No, ‘The Walking Dead’ Did Not ‘Tone Down’ Season 7 Violence After Public Backlash


The Walking Dead Season 7 has been in the news lately with reports that producers for the show have “toned down” the violence following the bloody premiere. But as it turns out, that report has been misrepresented following comments made at an NATPE panel on January 18.

As it turns out, that report was indeed false, Entertainment Weekly reports. Producers for The Walking Dead have confirmed that they did not tone down the violence for the second half of Season 7. As a matter of fact, fans can expect the same level of gratuitous violence that has been featured in every season of The Walking Dead thus far.

All of these reports that have been circulating in the media do stem from actual comments made by The Walking Dead producer Gale Anne Hurd when she was in attendance at the National Association of Television Executives conference in Miami. Hurd, as originally reported by Variety, made a comment at the conference that led people to believe that they had indeed toned down the violence for Season 7 on the episodes of The Walking Dead they were still in production on.

“We were able to look at the feedback on the level of violence [in The Walking Dead Season 7 premiere],” Gale Anne Hurd said at the NATPE conference. “We did tone it down for episodes we were still filming for later on in the season.”

But the two most well-known executive producers for The Walking Dead, showrunner Scott Gimple and executive producer/special effects artist Greg Nicotero, told Entertainment Weekly that Hurd’s comments are not true at all.

“The violence in the [Season 7] premiere [of The Walking Dead] was pronounced for a reason. The awfulness of what happened to the characters was very specific to that episode and the beginning of this whole new story,” Scott Gimple told Entertainment Weekly. “I don’t think like that’s the base level of violence that necessarily should be on the show.
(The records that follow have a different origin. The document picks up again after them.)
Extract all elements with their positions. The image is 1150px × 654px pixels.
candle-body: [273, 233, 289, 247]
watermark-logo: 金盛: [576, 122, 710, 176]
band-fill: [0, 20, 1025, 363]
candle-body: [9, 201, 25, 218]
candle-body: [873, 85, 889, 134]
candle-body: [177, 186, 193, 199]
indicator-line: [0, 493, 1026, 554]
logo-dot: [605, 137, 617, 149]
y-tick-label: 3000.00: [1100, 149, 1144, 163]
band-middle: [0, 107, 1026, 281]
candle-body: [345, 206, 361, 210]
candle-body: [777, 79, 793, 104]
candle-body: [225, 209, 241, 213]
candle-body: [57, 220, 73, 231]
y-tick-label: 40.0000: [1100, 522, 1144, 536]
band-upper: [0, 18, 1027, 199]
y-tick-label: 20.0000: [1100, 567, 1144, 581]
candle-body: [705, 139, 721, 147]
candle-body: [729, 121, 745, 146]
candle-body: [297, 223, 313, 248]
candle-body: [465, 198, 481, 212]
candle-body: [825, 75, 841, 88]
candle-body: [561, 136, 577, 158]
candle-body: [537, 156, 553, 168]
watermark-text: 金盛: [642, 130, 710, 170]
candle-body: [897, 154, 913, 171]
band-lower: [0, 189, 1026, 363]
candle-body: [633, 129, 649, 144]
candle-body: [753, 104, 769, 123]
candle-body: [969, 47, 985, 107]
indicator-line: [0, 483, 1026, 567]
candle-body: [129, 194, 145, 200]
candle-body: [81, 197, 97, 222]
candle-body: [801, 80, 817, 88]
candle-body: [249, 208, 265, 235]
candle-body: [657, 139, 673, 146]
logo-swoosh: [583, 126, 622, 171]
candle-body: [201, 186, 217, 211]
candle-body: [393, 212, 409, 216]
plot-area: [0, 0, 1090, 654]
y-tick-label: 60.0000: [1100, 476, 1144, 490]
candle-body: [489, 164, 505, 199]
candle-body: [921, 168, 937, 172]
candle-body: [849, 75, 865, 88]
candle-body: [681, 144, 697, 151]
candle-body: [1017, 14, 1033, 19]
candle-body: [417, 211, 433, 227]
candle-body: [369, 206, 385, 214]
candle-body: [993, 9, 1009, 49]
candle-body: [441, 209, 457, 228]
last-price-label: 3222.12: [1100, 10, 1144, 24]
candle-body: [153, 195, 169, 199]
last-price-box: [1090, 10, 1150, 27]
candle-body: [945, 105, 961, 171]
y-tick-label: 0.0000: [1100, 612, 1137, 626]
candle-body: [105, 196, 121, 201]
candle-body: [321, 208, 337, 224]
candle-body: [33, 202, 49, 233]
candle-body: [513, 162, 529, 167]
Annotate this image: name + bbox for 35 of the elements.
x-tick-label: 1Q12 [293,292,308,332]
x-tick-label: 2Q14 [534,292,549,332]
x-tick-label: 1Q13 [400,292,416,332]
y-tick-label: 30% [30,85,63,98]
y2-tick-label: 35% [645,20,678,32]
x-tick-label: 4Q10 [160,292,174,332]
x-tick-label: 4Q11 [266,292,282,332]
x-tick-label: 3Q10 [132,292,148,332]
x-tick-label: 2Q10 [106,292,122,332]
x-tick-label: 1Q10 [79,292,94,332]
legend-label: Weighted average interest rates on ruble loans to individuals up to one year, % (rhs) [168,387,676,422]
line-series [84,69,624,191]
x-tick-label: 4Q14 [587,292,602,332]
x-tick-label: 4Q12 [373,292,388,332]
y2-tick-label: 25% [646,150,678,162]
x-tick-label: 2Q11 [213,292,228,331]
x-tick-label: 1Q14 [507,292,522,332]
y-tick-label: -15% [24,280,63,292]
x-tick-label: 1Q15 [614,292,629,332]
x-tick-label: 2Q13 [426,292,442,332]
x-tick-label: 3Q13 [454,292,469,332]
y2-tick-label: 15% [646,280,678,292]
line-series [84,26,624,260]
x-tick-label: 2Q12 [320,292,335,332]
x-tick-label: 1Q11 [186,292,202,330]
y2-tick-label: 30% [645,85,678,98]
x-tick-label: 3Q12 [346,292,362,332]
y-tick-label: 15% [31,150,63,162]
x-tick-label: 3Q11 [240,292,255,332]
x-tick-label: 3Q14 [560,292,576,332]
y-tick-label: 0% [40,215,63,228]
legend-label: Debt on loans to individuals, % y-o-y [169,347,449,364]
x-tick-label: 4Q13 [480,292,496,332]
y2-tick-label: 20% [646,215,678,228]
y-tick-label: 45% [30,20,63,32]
It should be specific to a story and a purpose, and there was a purpose of traumatizing these characters to a point where maybe they would have been docile for the rest of their lives, which was Negan’s point. But I will say again, the violence in the [Walking Dead] premiere was for a specific narrative purpose and I would never say that that’s the baseline amount of violence that we would show on the show. If we’re ever going to see something that pronounced, there needs to be a specific narrative purpose for it.”

Fans of The Walking Dead have shown outrage on social about the recent reports. It is safe to assume that many of the fans of TWD tune into the show for that specific reason, rather than to watch a show that does not include gratuitous violence. It is after all a show about a zombie apocalypse.

That is also something that Greg Nicotero wanted to address to fans of The Walking Dead as well.

“As brutal as that episode 1 [of The Walking Dead] was, it’s still part of our storytelling bible, which is what the world is about,” Greg Nicotero told Entertainment Weekly. “I don’t think we would ever edit ourselves, and I think — even after looking at that Episode 1 again — as tough as it was for people to watch, I don’t think we would have done it any differently. I don’t think we’ll ever pull ourselves back. There is definitely a difference between violence against walkers and human on human violence, but truthfully, we’re serving our story.”

The Walking Dead returns to AMC for the second half of Season 7 on February 12.